Painted in 1886 by Henry Rousseau, I think it’s the bare branched trees that give Carnival Evening a certain haunted appeal for me, especially since a lot of Rousseau’s other work is very leafy and jungle-like (think Where The Wild Things Are and you have the idea). I also really like the emptiness of the sky, allowing the moon to dominate, even though it is quite small in the painting, with the majority of the detail concentrated into the lower half.



That composition contrasts well with this next work, which also has tall trees, by Edvard Munch.







Yes, he of The Scream, but he did many other paintings too, they just seem to get ignored. There’s a lot to like about this painting, called Moon Light, painted in 1895, not least that stunning drippy-ness of reflection of the moon on the water. I also find the patchy texture of the sand enthralling and that touch of red in the foliage/cloud? just above the moon is that pulls the whole painting together. We’re delving a lot more into the world of abstraction rather than realism now but bear with me because this next artist is a new one on me, whose work I only discovered quite recently, and I just love it.







Called Night (Etude) this was painted in 1904/5 by a Lithuanian artist called Mikalojus Konstantinas Ciurlionis [2], who seems to have been a polymath as far as his creativity went, with music, literature and photography also featuring in his vast portfolio. However, this painting fascinates me as the moon seems somehow captured and held by something malevolent, but it still has a flowing Art Nouveau feel to the structure. In contrast to the monochrome, icy but flowing image above we drop right into the abstract now with the warmth of Paul Klee.

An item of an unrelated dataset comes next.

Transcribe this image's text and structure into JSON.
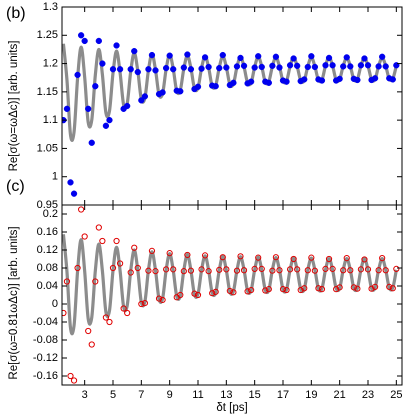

The title, Fire at Full Moon, tells you everything you need to know about this painting as your mind works out how to make sense of the shapes and colours purely because it has that hook to hold on to. For me, I see a farm with a farmhouse, outbuildings and fields in the moonlight and a big fire, like burning the stubble before ploughing it under, but that’s me.

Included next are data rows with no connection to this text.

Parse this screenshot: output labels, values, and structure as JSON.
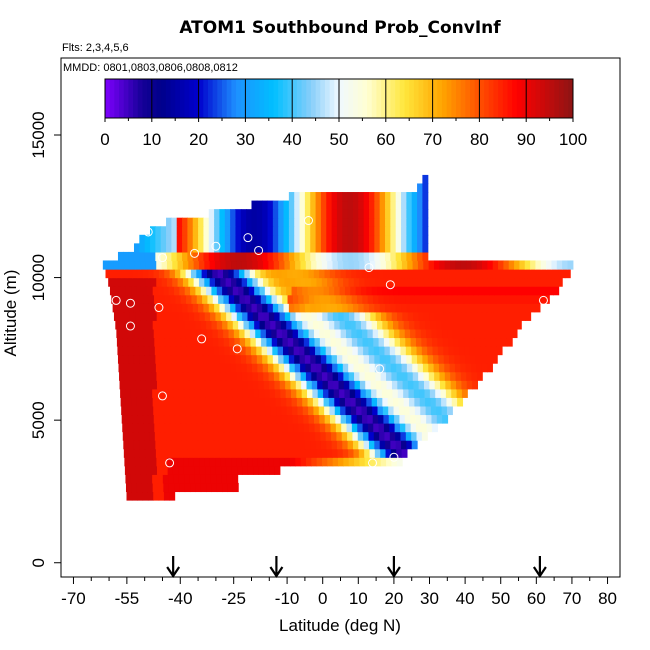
{
  "chart_data": {
    "type": "heatmap",
    "title": "ATOM1 Southbound Prob_ConvInf",
    "notes": [
      "Flts: 2,3,4,5,6",
      "MMDD: 0801,0803,0806,0808,0812"
    ],
    "xlabel": "Latitude (deg N)",
    "ylabel": "Altitude (m)",
    "xlim": [
      -70,
      80
    ],
    "ylim": [
      0,
      17500
    ],
    "x_ticks": [
      -70,
      -55,
      -40,
      -25,
      -10,
      0,
      10,
      20,
      30,
      40,
      50,
      60,
      70,
      80
    ],
    "x_tick_labels": [
      "-70",
      "-55",
      "-40",
      "-25",
      "-10",
      "0",
      "10",
      "20",
      "30",
      "40",
      "50",
      "60",
      "70",
      "80"
    ],
    "x_minor_step": 5,
    "y_ticks": [
      0,
      5000,
      10000,
      15000
    ],
    "y_tick_labels": [
      "0",
      "5000",
      "10000",
      "15000"
    ],
    "colorbar": {
      "min": 0,
      "max": 100,
      "step": 10,
      "tick_labels": [
        "0",
        "10",
        "20",
        "30",
        "40",
        "50",
        "60",
        "70",
        "80",
        "90",
        "100"
      ],
      "colors": [
        "#7f00ff",
        "#00008b",
        "#0000cd",
        "#1e90ff",
        "#00bfff",
        "#87cefa",
        "#ffffff",
        "#ffffe0",
        "#ffd700",
        "#ff8c00",
        "#ff0000",
        "#b22222",
        "#8b1a1a"
      ]
    },
    "arrows_latitude": [
      -42,
      -13,
      20,
      61
    ],
    "circles": [
      {
        "lat": -49,
        "alt": 11600
      },
      {
        "lat": -30,
        "alt": 11100
      },
      {
        "lat": -21,
        "alt": 11400
      },
      {
        "lat": -4,
        "alt": 12000
      },
      {
        "lat": 34,
        "alt": 12050
      },
      {
        "lat": 40,
        "alt": 11050
      },
      {
        "lat": 52,
        "alt": 10950
      },
      {
        "lat": -45,
        "alt": 10700
      },
      {
        "lat": -36,
        "alt": 10850
      },
      {
        "lat": -18,
        "alt": 10950
      },
      {
        "lat": 13,
        "alt": 10350
      },
      {
        "lat": -65,
        "alt": 10200
      },
      {
        "lat": -64,
        "alt": 10200
      },
      {
        "lat": 19,
        "alt": 9750
      },
      {
        "lat": -58,
        "alt": 9200
      },
      {
        "lat": -54,
        "alt": 9100
      },
      {
        "lat": -46,
        "alt": 8950
      },
      {
        "lat": 62,
        "alt": 9200
      },
      {
        "lat": -54,
        "alt": 8300
      },
      {
        "lat": -34,
        "alt": 7850
      },
      {
        "lat": -24,
        "alt": 7500
      },
      {
        "lat": 16,
        "alt": 6800
      },
      {
        "lat": -45,
        "alt": 5850
      },
      {
        "lat": 20,
        "alt": 3700
      },
      {
        "lat": 14,
        "alt": 3500
      },
      {
        "lat": -43,
        "alt": 3500
      }
    ],
    "outline": {
      "left": [
        [
          -60,
          10300
        ],
        [
          -59,
          9300
        ],
        [
          -58,
          8000
        ],
        [
          -57,
          6000
        ],
        [
          -56,
          4500
        ],
        [
          -56,
          3000
        ],
        [
          -55,
          2500
        ],
        [
          -55,
          2000
        ]
      ],
      "right": [
        [
          30,
          13300
        ],
        [
          40,
          12500
        ],
        [
          55,
          11600
        ],
        [
          65,
          10800
        ],
        [
          70,
          10200
        ],
        [
          64,
          9200
        ],
        [
          60,
          8500
        ],
        [
          52,
          7800
        ],
        [
          45,
          6500
        ],
        [
          37,
          5500
        ],
        [
          30,
          4500
        ],
        [
          24,
          3500
        ],
        [
          -25,
          2500
        ],
        [
          -55,
          2000
        ]
      ],
      "top": [
        [
          -60,
          10400
        ],
        [
          -55,
          10800
        ],
        [
          -50,
          11400
        ],
        [
          -45,
          11800
        ],
        [
          -25,
          12300
        ],
        [
          -10,
          12700
        ],
        [
          10,
          12900
        ],
        [
          25,
          12900
        ],
        [
          28,
          13400
        ]
      ]
    },
    "bands": [
      {
        "name": "deep red lower-left core",
        "value": 92
      },
      {
        "name": "blue diagonal band",
        "value": 12
      },
      {
        "name": "upper red band",
        "value": 88
      },
      {
        "name": "light blue interior",
        "value": 38
      }
    ]
  }
}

Anyway, that’s the merest tip of the iceberg of the moon in art. From cave painting to abstract expressionism and all around the world, that great grey lump of rock in the sky is set to conti...



What?



That’s only NINE paintings, you say? Why, yes, so it is. That’s because I’ve saved the absolute epitome of lunar related art until last because you needed to take the artistic journey through all the other styles and schools before you were ready to appreciate the true magnitude of the most reviewed artwork in the history of history itself, that seminal design by the artist Antonia Neshev… I give you… THREE WOLF MOON (if you know, you know).